The companies consumed 2.32 million tons of petroleum products in July and August, from 2,77 million tons in the same period a year earlier.

Gas availability has increased to new discoveries in the last fiscal year, thus attracting more power producers to use gas as cheaper mode of fuel. About 78 percent of Pakistan's fuel oil is used to generate electricity and to run cement factories.

The furnace oil consumption fell 21 percent to 898,000 tons down from 1.14 million tons.

The oil bill fell by 4 per cent to $679 in the three months up to September 30, from $708 million.

Sui Southern Gas Company Pakistan second largest natural gas distributors raised its supply capacity by 33 per cent to 1.2 billion cubic feet of gas per day after completing a pipeline expansion project.

Pakistan's gas demand is expected to grow to 5.5 billion cubic feet a day by 2012 from 2.6 billion cubic feet now. The government seeks to have most power plants funning on gas or coal by end of this year.

Oil bill and consumption will fall further in the current fiscal year as most of the power producers and cement makers will also switch to gas.

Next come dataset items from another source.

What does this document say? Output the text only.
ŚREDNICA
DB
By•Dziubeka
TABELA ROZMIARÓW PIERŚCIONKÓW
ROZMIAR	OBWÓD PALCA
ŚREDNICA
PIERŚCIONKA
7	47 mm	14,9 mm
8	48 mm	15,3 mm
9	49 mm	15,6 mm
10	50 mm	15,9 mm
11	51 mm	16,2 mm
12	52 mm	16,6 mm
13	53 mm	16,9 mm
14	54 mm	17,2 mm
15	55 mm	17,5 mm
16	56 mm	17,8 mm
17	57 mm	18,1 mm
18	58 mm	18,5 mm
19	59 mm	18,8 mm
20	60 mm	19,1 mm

Pakistan's imports of crude oil and oil products in the year to June 30 rose by 9 per cent to $3.06 billion from $2.86 billion.


Currently, world's developed economies such as China, US, Germany as well as India are using coal which is obviously much cheaper fuel for power generation as compared to furnace oil or natural gas.

The agreement on the installation of a 600mw Thar coal power generation plant at Duddar is most likely to be finalized when President Musharraf visits China in the first week of November, 2003.

The relevant authorities in Pakistan have already discussed the pros and cons of the agreement with the Chinese counterparts who had recently visited Pakistan.

In connection with the ground work for enhancing economic cooperation between the two countries, experts and professionals including Director General Petroleum Concession have already proceeded to China prior to the visit of the President Musharraf.

China's leading company Shanhua had already shown keen interest in developing the coal-fired power generation plants adjacent to Thar coalfields. The first phase the Chinese company will start work in about 50-square km of Thar Coal area and install two coal-fired power generation plants each of 300MW capacity.

The Chinese company Shanhua was also actively busy in preparing the feasibility study of Thar coal to ascertain the gasification of the coal and coal bed methane (CBM). China would also help Pakistan in installation of 3000MW power generation plants after the completion of work on these two power plants.




The experts are of the view that the development of Thar coalfields will do a magic to the social development of the remote area of district Thar where people are deprived of the basic needs such as drinking water. The energizing of the area is expected to help turn the deserts of Thar into a Greenland which assures economic glory in the days to come inshallah!